小豆洗いのススメ

 妖町、ここでは十の年月を超えると妖怪の力が付与される。与えられる力は家系や性質によって異なるが九尾や天狗といった上級妖怪の力は専門の一族に先取りされてしまう。           

「おめでとう、化け猫の化身だよ。見事な中級妖怪だ。中々お目にかかれる代物じゃないよ、やったじゃないか!」

備え付けた祭壇の水晶に手を飾して拝むと妖怪の姿が現れて力の化身となって身体に宿る。バケネコは結構レアキャラらしい、言っても銀の卵だろうけど。
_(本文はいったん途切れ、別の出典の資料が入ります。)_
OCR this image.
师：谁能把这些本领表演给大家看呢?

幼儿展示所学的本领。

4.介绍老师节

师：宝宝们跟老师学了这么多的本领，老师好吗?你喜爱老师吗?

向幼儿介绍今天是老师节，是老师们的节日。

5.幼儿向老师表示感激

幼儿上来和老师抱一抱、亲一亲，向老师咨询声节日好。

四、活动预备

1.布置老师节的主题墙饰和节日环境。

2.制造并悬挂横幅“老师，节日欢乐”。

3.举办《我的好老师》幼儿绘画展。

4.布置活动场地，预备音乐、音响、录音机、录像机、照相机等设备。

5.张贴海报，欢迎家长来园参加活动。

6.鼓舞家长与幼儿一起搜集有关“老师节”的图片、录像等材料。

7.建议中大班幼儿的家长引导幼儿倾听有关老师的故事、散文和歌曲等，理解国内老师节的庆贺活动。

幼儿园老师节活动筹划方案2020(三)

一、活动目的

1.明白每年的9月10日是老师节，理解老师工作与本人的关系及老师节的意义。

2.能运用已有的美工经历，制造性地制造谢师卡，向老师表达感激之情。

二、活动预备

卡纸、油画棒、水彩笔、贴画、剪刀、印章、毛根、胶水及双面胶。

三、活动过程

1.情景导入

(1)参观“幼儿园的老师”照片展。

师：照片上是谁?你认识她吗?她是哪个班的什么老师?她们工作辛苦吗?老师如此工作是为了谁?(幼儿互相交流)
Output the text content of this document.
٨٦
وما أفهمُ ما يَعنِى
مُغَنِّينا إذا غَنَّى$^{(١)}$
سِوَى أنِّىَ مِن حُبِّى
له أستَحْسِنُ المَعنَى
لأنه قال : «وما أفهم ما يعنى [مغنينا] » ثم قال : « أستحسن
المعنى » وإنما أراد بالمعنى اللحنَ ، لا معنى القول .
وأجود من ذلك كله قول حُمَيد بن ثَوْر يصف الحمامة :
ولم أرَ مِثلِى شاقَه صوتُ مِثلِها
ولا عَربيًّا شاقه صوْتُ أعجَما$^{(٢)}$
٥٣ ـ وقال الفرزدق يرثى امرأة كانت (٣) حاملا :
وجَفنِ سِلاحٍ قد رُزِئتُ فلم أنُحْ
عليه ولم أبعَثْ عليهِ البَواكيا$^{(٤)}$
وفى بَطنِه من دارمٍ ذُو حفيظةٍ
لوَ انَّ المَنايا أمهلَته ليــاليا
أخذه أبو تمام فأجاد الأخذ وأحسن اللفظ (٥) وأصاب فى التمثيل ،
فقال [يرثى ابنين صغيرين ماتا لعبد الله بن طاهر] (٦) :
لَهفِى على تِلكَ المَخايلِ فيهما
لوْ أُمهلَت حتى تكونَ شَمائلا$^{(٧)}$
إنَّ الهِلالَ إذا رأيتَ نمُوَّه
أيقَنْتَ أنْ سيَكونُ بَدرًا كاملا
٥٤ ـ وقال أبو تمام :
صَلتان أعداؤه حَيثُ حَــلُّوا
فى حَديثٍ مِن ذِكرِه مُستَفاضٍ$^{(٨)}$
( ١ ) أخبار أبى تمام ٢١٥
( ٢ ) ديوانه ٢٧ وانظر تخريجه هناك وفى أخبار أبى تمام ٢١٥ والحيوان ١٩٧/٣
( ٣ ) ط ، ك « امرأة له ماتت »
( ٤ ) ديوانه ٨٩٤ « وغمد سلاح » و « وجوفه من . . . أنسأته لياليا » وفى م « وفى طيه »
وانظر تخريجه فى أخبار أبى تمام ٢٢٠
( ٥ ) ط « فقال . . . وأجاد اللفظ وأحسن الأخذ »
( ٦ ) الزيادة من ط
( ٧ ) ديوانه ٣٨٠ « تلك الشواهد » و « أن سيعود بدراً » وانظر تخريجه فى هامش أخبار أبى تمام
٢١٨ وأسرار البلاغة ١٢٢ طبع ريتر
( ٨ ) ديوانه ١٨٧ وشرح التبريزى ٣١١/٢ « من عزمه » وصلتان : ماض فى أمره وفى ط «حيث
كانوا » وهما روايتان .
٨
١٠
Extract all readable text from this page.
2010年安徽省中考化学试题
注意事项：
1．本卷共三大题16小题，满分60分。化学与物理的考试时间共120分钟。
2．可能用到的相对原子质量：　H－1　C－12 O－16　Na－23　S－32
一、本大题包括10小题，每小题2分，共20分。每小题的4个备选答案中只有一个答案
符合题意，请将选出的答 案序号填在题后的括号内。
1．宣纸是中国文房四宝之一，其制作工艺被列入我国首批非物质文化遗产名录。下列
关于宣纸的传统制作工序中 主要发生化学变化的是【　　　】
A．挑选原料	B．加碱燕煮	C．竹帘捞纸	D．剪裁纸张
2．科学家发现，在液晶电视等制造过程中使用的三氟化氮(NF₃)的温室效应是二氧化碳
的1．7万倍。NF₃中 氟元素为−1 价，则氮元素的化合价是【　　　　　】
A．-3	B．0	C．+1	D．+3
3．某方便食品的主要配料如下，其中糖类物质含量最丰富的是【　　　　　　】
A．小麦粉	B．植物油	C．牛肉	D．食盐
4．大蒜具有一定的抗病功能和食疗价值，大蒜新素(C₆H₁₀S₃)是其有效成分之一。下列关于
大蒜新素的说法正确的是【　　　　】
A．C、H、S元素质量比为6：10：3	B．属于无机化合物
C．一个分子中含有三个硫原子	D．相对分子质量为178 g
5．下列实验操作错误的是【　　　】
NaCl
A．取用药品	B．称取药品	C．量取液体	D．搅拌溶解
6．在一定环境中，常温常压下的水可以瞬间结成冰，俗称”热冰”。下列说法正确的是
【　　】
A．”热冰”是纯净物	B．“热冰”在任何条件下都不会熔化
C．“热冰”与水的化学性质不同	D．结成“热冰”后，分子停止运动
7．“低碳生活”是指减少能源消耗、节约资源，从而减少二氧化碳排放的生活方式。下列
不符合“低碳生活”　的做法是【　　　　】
次は俺の番だ、水晶に手をかざして表面を覗く。暫くすると妖怪の姿が浮かぶ。

「出るぞ出るぞ!」「もう出んの?」

水晶に影が浮かぶ。小さな肌色の丸、頭だろうか。水晶と同じ形の肌色が見える。

『ヨウ!』「...え?」「小豆洗いじゃな」

小豆洗い!?             あの川で豆を洗うだけの人畜無害な妖怪か

『宜しくな。』自立してるし、何でなの?後で係のバアさんから聞いたら人に取り込ませ力として昇華させる程存在が大きくないらしい。そりゃそうだ、小豆洗いだもの

『お前、名前は?』「イカダ。」『ほう』当たり障り無い会話、そりゃそうだ。なんてったって小豆洗いだもの。

俺の新章は、簡素な絶望で始まった。